It's Friday afternoon and I am looking forward to the next 24 hours of my life. It really has nothing to do with the nature of the activities (even though I'll enjoy them) as I am getting better at not letting activities or circumstances dictate my mood. I believe I am excited about the next 24 hours of my life because one of the God given deeper longings of my heart will be met. Before I share what I will be doing, let me back up the train of life a bit for some background...
A number of years ago, I came to the place in my life where I realized that who I am in Christ and who I am as both a husband and a father far outweighs my successes or failures as a pastor. Therefore, even though the church is very important to me and working long hard hours for the cause of Christ within the local church context is welcomed, it no longer controls my sense of identity (most days). I am learning to stand up for myself and say "No" at the risk of upsetting people as it has become necessary in order to protect the deeper, more important aspects of my life as a Christ follower.

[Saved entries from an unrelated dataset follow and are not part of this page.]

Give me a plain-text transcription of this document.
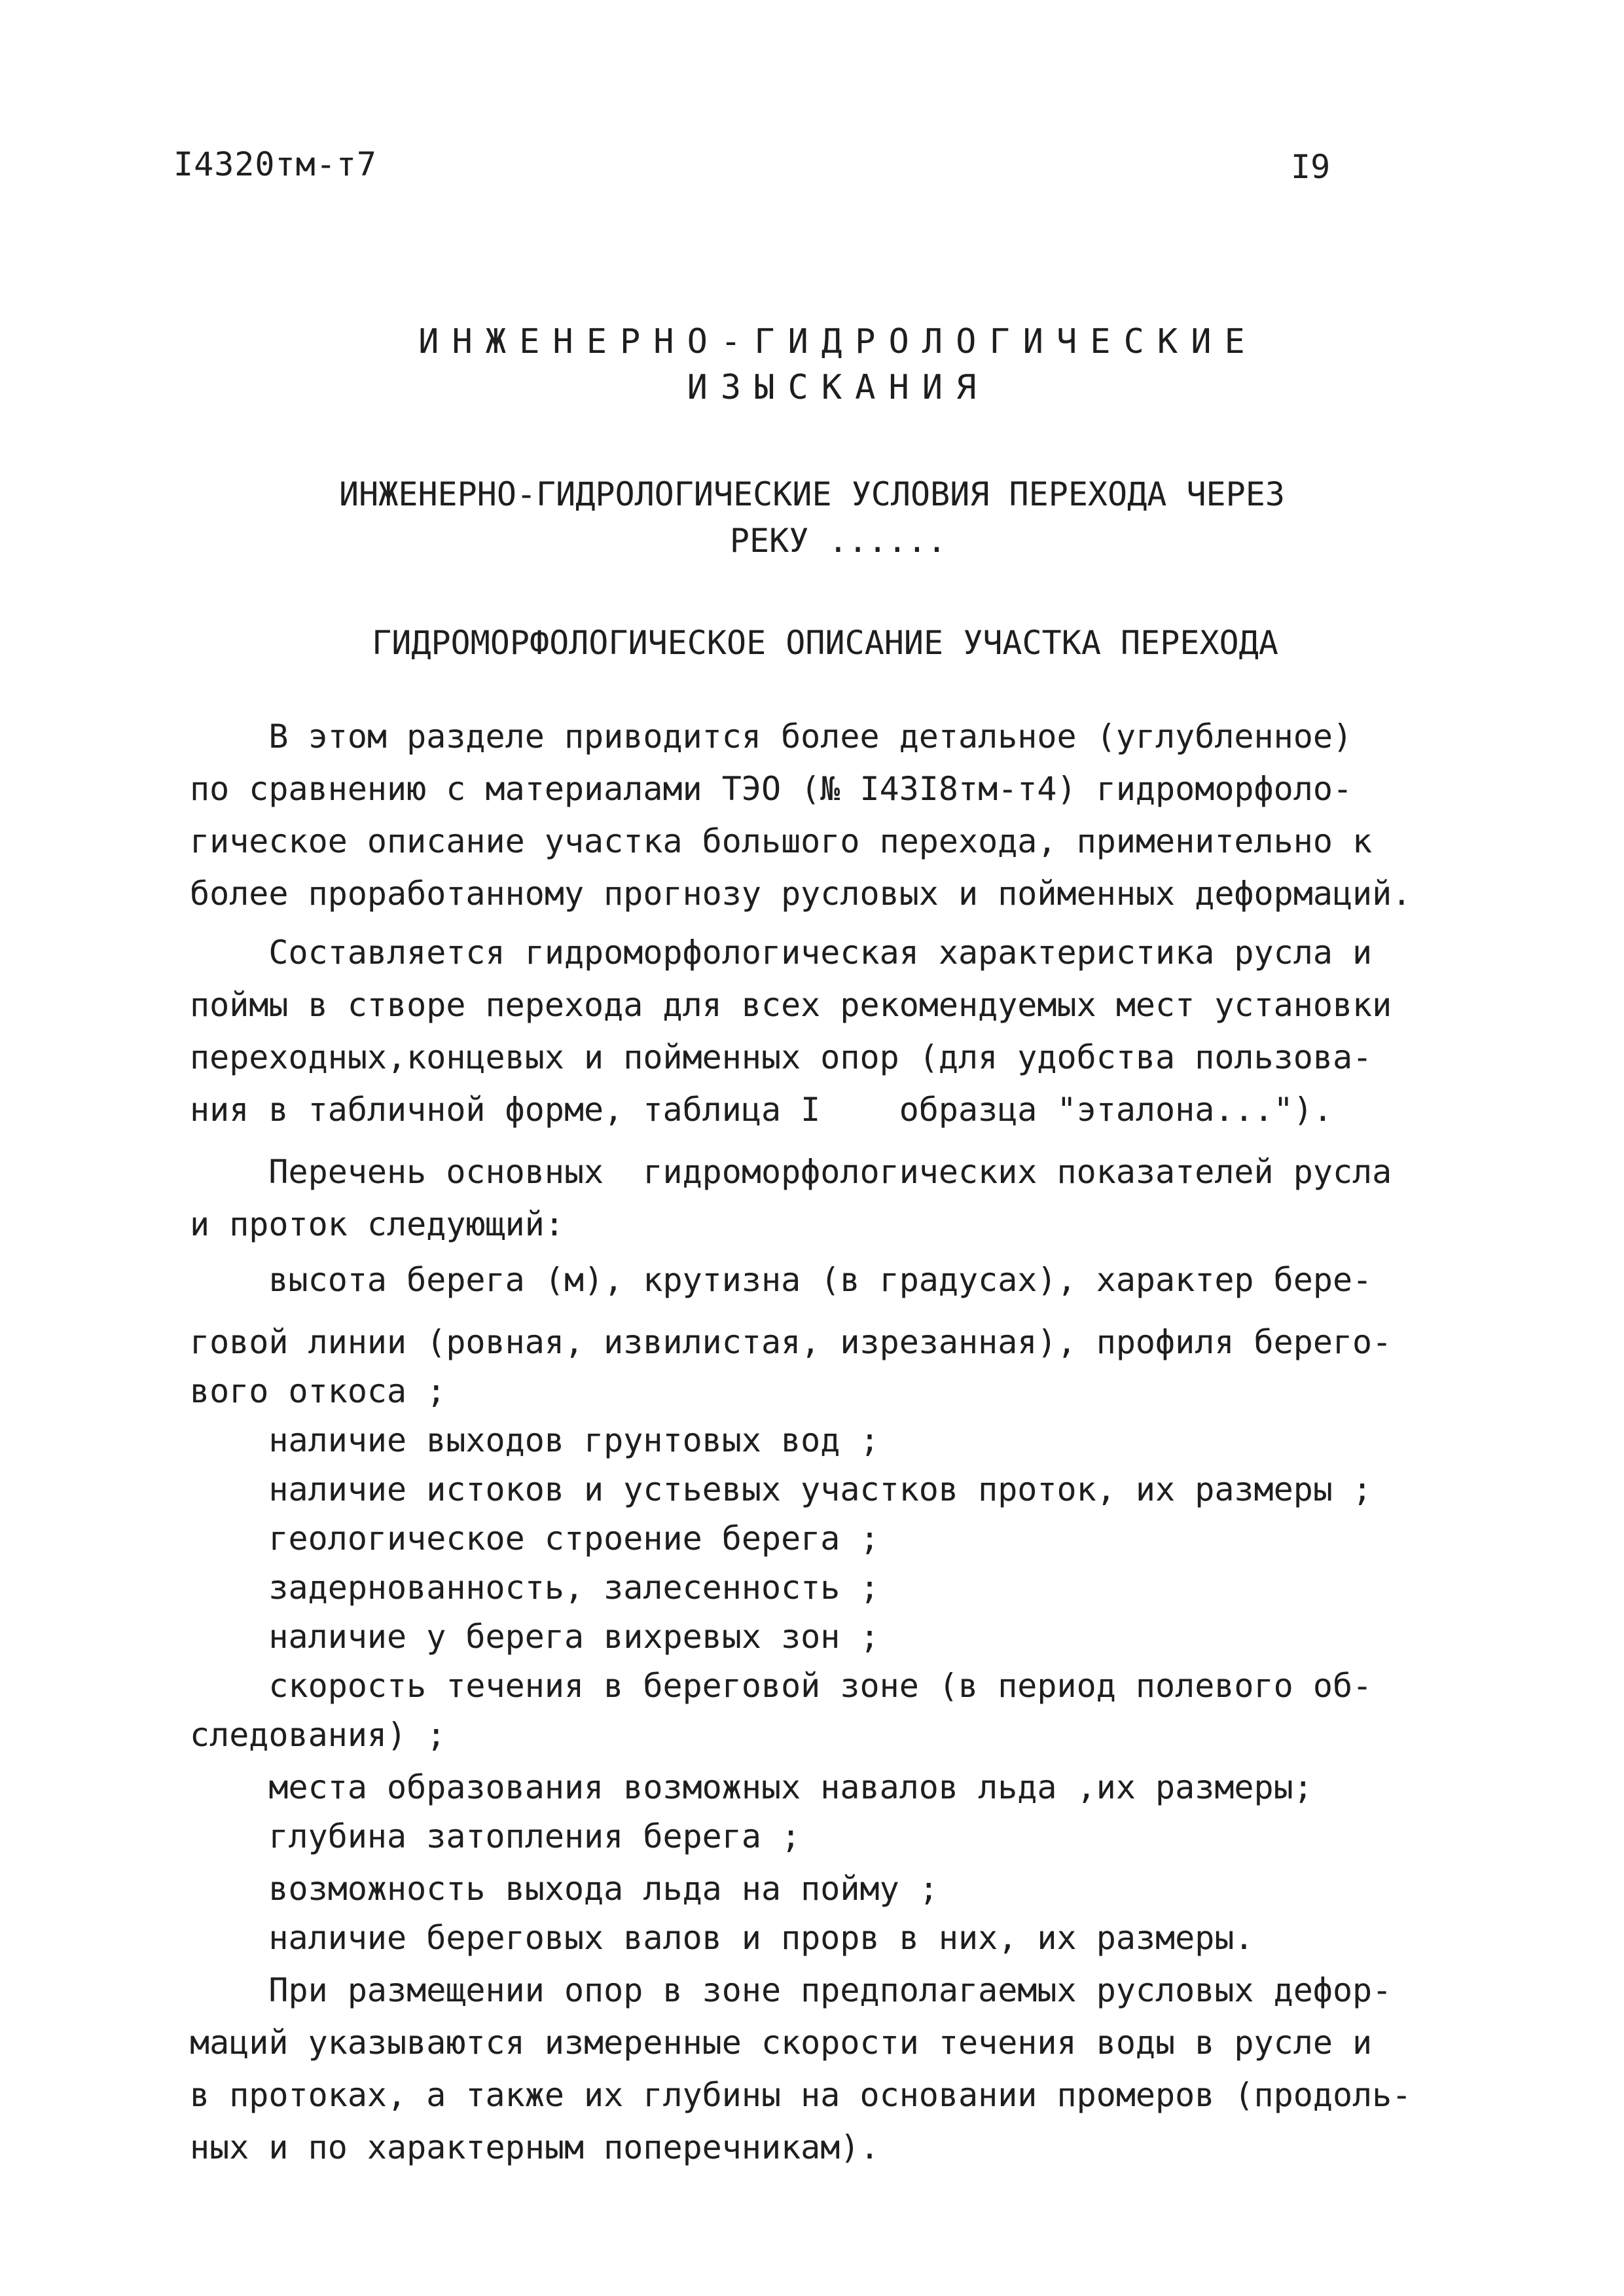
I4320тм-т7	I9
ИНЖЕНЕРНО-ГИДРОЛОГИЧЕСКИЕ
ИЗЫСКАНИЯ
ИНЖЕНЕРНО-ГИДРОЛОГИЧЕСКИЕ УСЛОВИЯ ПЕРЕХОДА ЧЕРЕЗ
РЕКУ ......
ГИДРОМОРФОЛОГИЧЕСКОЕ ОПИСАНИЕ УЧАСТКА ПЕРЕХОДА
В этом разделе приводится более детальное (углубленное)
по сравнению с материалами ТЭО (№ I43I8тм-т4) гидроморфоло-
гическое описание участка большого перехода, применительно к
более проработанному прогнозу русловых и пойменных деформаций.
Составляется гидроморфологическая характеристика русла и
поймы в створе перехода для всех рекомендуемых мест установки
переходных,концевых и пойменных опор (для удобства пользова-
ния в табличной форме, таблица I    образца "эталона...").
Перечень основных  гидроморфологических показателей русла
и проток следующий:
высота берега (м), крутизна (в градусах), характер бере-
говой линии (ровная, извилистая, изрезанная), профиля берего-
вого откоса ;
наличие выходов грунтовых вод ;
наличие истоков и устьевых участков проток, их размеры ;
геологическое строение берега ;
задернованность, залесенность ;
наличие у берега вихревых зон ;
скорость течения в береговой зоне (в период полевого об-
следования) ;
места образования возможных навалов льда ,их размеры;
глубина затопления берега ;
возможность выхода льда на пойму ;
наличие береговых валов и прорв в них, их размеры.
При размещении опор в зоне предполагаемых русловых дефор-
маций указываются измеренные скорости течения воды в русле и
в протоках, а также их глубины на основании промеров (продоль-
ных и по характерным поперечникам).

Thus... I am very excited about the next 24 hours of my life because I will be able to focus on being the husband of Susan and the father of Josh and Emma as we have our family night (Five Guys burgers and Christmas Carol movie). We then will spend most of Saturday at a basketball tournament whereby I will be able to spend some daddy - daughter time in the stands with Emma while watching my son play and my wife coach her team. It's a chance for me to not be Pastor Tim but rather a proud husband and dad while spending time with the very ones God has entrusted me to lead first.
I need to get better at this... but I think 24 hour periods of time like today's are positive steps in securing my identity in Christ with His priorities guiding me.